Grocery stores aren’t really known for innovation; 50 years ago, a supermarket down the street might have looked basically the same as it looks today. But 50 years in the future–as the food system reacts to a changing climate, water shortages, and shifting technology– you might find things at your corner store radically changed.
In The Future Market, a pop-up grocery store that will be built in New York City next summer, a group of designers will work with the food industry to demonstrate what the bodega of 2065 might look like.
You might, for example, walk into the store with a digital food ID that tells the store your allergies, food preferences, and dietary needs, and then you might shop on a touch-screen shelf that automatically delivers your order–possibly picking fresh vegetables from an in-store hydroponic farm on the way.
The pop-up store will also include details about each fictional product inside. “Crop Crisps,” a national brand of chips that would change ingredients annually to support crop rotation, shows how major food manufacturers might move away from the idea of providing the same products in every season, in every location.
“It’s a way to say here’s how much we think the world could change, and here’s how we think Big Food could change,” says Mike Lee, CEO of Studio Industries and The Future Market. “That’s why it looks like a mass produced product and not an artisanal product.”
The designers are also exploring ideas like sustainable packaging, eliminating food waste, and urban farming. “The challenge for us is to take something that we see happening today, accelerate it 50 years and say what if the urban farmers of the world were the rule, not the exception?” says Lee. “In that world, where everyone can farm exactly what they need in a very small efficient space, what does that look like for the grocery store? You don’t need factory farms anymore if you can produce very efficiently in a bodega-sized lot.”
Around half of the products in the store will come from people working in the food industry rather than the design team–a cheesemaker, for example, might imagine how cheese might wildly change by 2065. The designers hope that the process will help inspire more radical innovation in a slow-moving industry that tends to look forward one year at a time. “By showing people the 50-year vision first and then thinking about the two-year vision or the five-year vision, I think you can get a very different result than if you do it the other way around,” says Lee.

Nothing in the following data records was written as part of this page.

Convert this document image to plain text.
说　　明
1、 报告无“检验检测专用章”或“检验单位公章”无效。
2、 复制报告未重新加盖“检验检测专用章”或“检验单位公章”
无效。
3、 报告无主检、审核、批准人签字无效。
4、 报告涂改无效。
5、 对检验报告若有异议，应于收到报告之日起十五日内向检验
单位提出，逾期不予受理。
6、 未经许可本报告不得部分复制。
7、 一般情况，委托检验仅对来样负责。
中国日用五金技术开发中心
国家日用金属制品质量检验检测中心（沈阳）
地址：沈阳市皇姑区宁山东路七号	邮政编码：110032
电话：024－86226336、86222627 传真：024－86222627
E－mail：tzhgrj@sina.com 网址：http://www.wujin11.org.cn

It’s possible, of course, that physical grocery stores might not even exist in 50 years. But the designers wanted to build a store to help make the ideas more relatable. “We want to use the modern format of the grocery store as a bridge to what could be happening tomorrow,” Lee explains.
By creating a store that people can walk around in, the team also wanted to help make the distant future seem more tangible, so people can understand how something as abstract-seeming as climate change might affect their everyday life in Aisle 3.
“People have this disconnect between their short-term actions and long-term consequences,” Lee says. “If you can’t really envision what the long-term consequence of X is, we’re going to build an environment that shows you that now, and hopefully that might change the way that you approach today. We think that we can impact that short-term thinking both at the consumer level and also at the corporate level.”